For this reason, VP of HPC Consulting at NAG Andrew Jones recommends that data center operators make a long-run analysis before they buy new equipment. The price of a server isn’t just what you pay on the day you buy it. The cost also includes what it will take to power that server and cool it over time (and, if you’re buying dozens or hundreds of servers, this begins to add up significantly). That is the true cost of a server, and from this perspective, power and cooling specs become very important.
This kind of an analysis is not only useful before buying a server but also for evaluating an existing data center. Old equipment, as Blake Gonzalez of Dell HPC describes, can be so expensive to run due to power inefficiencies that some companies can save money by buying entirely new servers altogether. But before any such decisions can be made, Gonzalez notes, one has to be able to measure current power consumption accurately and know how to estimate the long-run cost of replacement servers before buying them.
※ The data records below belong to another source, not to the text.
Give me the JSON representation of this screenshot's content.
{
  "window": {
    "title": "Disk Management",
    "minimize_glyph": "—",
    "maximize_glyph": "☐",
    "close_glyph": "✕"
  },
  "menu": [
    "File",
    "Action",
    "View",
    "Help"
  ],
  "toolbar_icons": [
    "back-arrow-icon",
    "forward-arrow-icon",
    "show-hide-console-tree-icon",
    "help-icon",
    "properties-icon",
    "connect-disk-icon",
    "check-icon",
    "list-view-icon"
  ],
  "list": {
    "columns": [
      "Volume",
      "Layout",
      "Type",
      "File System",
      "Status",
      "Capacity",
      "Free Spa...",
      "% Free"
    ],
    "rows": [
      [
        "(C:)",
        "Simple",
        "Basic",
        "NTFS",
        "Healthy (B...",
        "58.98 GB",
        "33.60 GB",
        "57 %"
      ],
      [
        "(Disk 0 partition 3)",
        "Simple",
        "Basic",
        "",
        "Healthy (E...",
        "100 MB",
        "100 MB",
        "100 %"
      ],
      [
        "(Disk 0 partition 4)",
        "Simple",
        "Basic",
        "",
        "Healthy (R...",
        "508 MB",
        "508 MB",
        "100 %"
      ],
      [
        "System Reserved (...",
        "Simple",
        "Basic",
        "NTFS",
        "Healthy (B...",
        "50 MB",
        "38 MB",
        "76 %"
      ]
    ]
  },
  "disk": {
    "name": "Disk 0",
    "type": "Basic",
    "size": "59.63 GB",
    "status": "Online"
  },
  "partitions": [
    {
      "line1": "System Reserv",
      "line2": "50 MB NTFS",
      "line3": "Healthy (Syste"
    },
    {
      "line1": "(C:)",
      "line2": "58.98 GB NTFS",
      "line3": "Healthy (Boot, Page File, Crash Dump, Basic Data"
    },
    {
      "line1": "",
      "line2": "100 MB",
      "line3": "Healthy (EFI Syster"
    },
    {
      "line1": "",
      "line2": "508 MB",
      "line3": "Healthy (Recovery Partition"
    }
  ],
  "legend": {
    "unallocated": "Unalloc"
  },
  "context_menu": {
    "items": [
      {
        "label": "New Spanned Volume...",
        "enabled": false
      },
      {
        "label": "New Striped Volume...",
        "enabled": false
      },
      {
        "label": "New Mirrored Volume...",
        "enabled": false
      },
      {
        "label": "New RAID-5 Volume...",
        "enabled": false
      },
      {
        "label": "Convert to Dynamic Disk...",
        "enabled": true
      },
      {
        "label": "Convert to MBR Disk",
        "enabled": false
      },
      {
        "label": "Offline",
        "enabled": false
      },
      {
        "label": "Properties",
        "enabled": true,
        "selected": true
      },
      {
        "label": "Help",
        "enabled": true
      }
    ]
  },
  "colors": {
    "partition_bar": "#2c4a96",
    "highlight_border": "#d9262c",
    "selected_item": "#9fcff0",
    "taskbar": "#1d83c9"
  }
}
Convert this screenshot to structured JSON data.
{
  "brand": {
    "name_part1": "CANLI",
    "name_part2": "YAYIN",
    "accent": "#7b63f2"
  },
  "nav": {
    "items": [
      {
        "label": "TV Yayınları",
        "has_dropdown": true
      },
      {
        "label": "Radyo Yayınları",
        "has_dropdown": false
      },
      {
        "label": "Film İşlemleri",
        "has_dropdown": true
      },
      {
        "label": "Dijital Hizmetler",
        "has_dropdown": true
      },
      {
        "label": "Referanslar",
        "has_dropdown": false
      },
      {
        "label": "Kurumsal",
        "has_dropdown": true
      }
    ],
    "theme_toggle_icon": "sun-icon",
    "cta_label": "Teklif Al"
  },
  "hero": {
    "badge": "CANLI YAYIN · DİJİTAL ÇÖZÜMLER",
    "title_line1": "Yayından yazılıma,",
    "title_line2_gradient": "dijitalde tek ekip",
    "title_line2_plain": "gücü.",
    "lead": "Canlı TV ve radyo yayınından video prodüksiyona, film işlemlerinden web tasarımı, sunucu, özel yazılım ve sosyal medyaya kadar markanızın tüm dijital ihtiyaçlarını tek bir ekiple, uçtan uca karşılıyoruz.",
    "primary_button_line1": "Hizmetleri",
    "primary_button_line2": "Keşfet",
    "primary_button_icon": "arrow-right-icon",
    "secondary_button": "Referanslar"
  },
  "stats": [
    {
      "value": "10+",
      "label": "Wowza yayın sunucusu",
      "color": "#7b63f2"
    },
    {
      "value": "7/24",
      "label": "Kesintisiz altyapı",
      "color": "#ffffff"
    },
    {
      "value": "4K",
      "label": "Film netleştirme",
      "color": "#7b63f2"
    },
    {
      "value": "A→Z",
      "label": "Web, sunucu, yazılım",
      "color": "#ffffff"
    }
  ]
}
Intel Atom processors vs. Intel Xeon processors for server clusters
When it comes to server processors, bigger and faster isn’t always better. Linux Magazine has published an article about how using less powerful processors (but more of them) can actually be a smarter decision than using top-of-the-line CPUs.
The author of the article, Douglas Eadline, compares building a cluster with Intel Xeon processors to creating one with Intel Atom CPUs. The Xeon is more powerful and more expensive than the Atom, but requires substantially more power.
Eadline calculates the advantages of building with one processor over another. The Price of one Xeon/Price of one Atom ratio is 22 while the Performance of one Xeon/Performance of one Atom ratio is only 7.7. That means that, while you may pay 22 times more for a Xeon than an Atom processor, you are only getting 7 times the performance of the lesser expensive CPU. This comparison suggests that, based on these parameters alone, buying servers with Atoms may be a better choice than purchasing systems with Xeons.
But the matter is not so simple. While each Atom processor draws drastically lower quantities of power than a Xeon processor, these savings are negligible when one looks at the bigger picture. The Thermal Design Power (TDP)/Performance ratios of the processors, Eadline calculates, are about equal, meaning the two processors do not differ much in terms of power consumption.
Also, Eadline observes that while you may get better performance for every dollar with an Atom than a Xeon, this only holds true when comparing strictly processor prices. But, a cluster with Atoms will typically have more motherboards and memory DIMMs than an equally-powerful cluster with Xeon processors. To calculate whether Atoms are really a better deal than Xeons, one has also has to figure in the cost of those extra pieces of hardware.
In addition, some server functions are better performed by Atom processors than others. The Web hosting industry, which does not run large databases or complex modelling software, typically only needs to store and access web pages, a relatively simple function. Clusters with Intel Atom processors are well-suited for such functions. SeaMicro, a manufacturer of large server units, has built a 10U server system with 512 Atom processors that only consumes as much power as four desktop computers, reports ServerWatch.com. The individual Atom systems, which have smaller motherboards, were re-engineered to have a compact design which is not possible to achieve with clusters running more powerful processors.
So Atom clusters may be a viable solution for individuals or companies whose servers do simple functions. Even then, one must compare a variety of factors to determine whether “cheap in quantity” over “expensive with quality” is the wiser way to go. In any case, Atom clusters are definitely an option to be considered, especially for hosting companies.